Les professionnels de santé ont visité les locaux encore en travaux de la nouvelle maison de santé de Bellegarde. (Photo : Stéphanie Marin/Objectif Gard)

Comme Fabien Teissier, Aude Azema et Pascale Tibi ont hâte de rejoindre leur cabinet. "On a pu constater que ces locaux sont tout à fait adaptés à nos activités et à l'accueil de notre patientèle", réagit la première, une sage-femme âgée de 36 ans. Un bien rare, selon la seconde, infirmière libérale âgée de 53 ans.

"Et puis partager est un plus, ajoute l'ostéopathe. Là, nous sommes tous dans notre coin. Une fois réunis nous pourrons échanger sur le cas des patients, par exemple." Dans le détail, ce sont deux médecins généralistes, deux infirmières, une sophrologue, deux kinésithérapeutes, deux ostéopathes et une sage-femme qui investiront ces lieux. Un cabinet médical double est pour l'heure toujours vacant.

Des aides financières pour les étudiants en médecine

Le docteur Xavier Hediard, 47 ans, s'est montré intéressé sans pour autant confirmer son choix. Ce médecin généraliste a quitté la région lyonnaise pour atterrir à Fourques en août 2020. Après avoir travaillé en hôpital et en clinique, il se sent désormais prêt à s'installer. "Mais pas seul. Ce n'est plus vraiment ce que cherchent les médecins, d'ailleurs, qui privilégient les maisons pluridisciplinaires pour le travail en équipe." Ce docteur a rencontré les agents de la CCBTA, "mais il me reste encore à échanger avec mes collègues praticiens, à Bellegarde et à Beaucaire". Car ce projet de maison médicale à Bellegarde s'accompagne d'un dossier similaire à Beaucaire, dans l’ancien bâtiment du Sémaphore, en centre-ville. La CCBTA investit-là 1,8 millions d'euros.

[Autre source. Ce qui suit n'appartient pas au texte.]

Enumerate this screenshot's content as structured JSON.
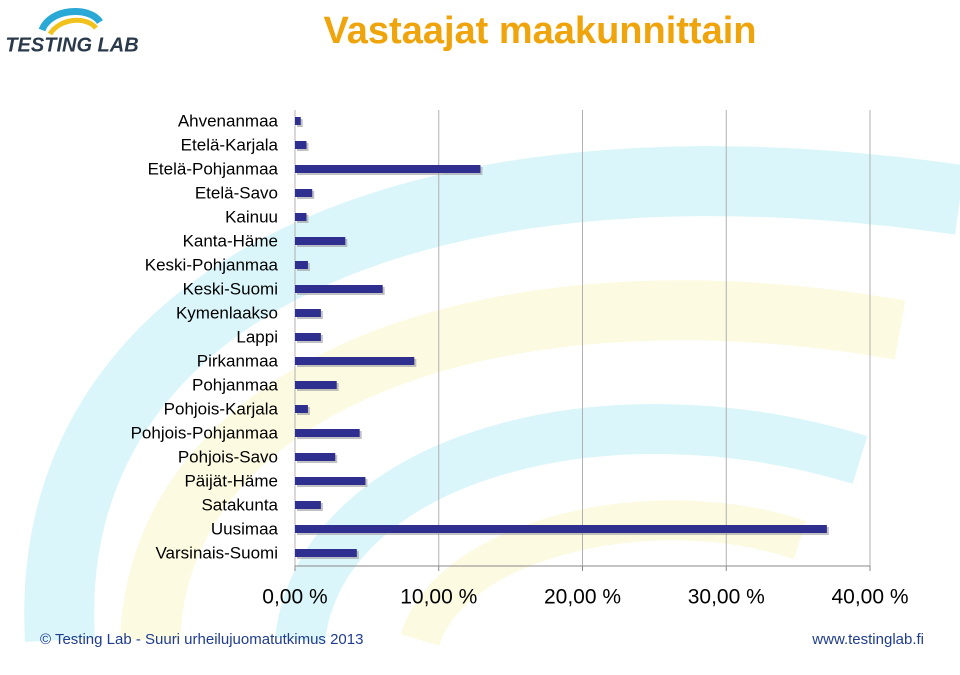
{
  "logo": "TESTING LAB",
  "footer": {
    "left": "© Testing Lab -  Suuri urheilujuomatutkimus 2013",
    "right": "www.testinglab.fi"
  },
  "chart_data": {
    "type": "hbar",
    "title": "Vastaajat maakunnittain",
    "categories": [
      "Ahvenanmaa",
      "Etelä-Karjala",
      "Etelä-Pohjanmaa",
      "Etelä-Savo",
      "Kainuu",
      "Kanta-Häme",
      "Keski-Pohjanmaa",
      "Keski-Suomi",
      "Kymenlaakso",
      "Lappi",
      "Pirkanmaa",
      "Pohjanmaa",
      "Pohjois-Karjala",
      "Pohjois-Pohjanmaa",
      "Pohjois-Savo",
      "Päijät-Häme",
      "Satakunta",
      "Uusimaa",
      "Varsinais-Suomi"
    ],
    "values": [
      0.4,
      0.8,
      12.9,
      1.2,
      0.8,
      3.5,
      0.9,
      6.1,
      1.8,
      1.8,
      8.3,
      2.9,
      0.9,
      4.5,
      2.8,
      4.9,
      1.8,
      37.0,
      4.3
    ],
    "color": "#2e2f8f",
    "xlim": [
      0,
      40
    ],
    "xticks": [
      {
        "value": 0,
        "label": "0,00 %"
      },
      {
        "value": 10,
        "label": "10,00 %"
      },
      {
        "value": 20,
        "label": "20,00 %"
      },
      {
        "value": 30,
        "label": "30,00 %"
      },
      {
        "value": 40,
        "label": "40,00 %"
      }
    ],
    "grid": true
  }
}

La fin des travaux est prévue courant 2021.

Ces projets de maison médicale portés par la CCBTA ont pour objectif de lutter contre la pénurie de médecins sur son territoire. Autre dispositif qui va dans le même sens en incitant les jeunes médecins à s'installer en Terre d'Argence : la mise en place de conventions pour assurer un soutien financier à de jeunes étudiants en médecine soit 800 € par mois, à partir de la sixième année. L'étudiant signataire s’engage en contrepartie à s’installer sur le territoire pendant une durée égale à la perception de l’aide. Trois futurs médecins ont à ce jour adhéré à ce dispositif. Ils pourraient pourquoi pas rejoindre l'une des deux maisons médicales.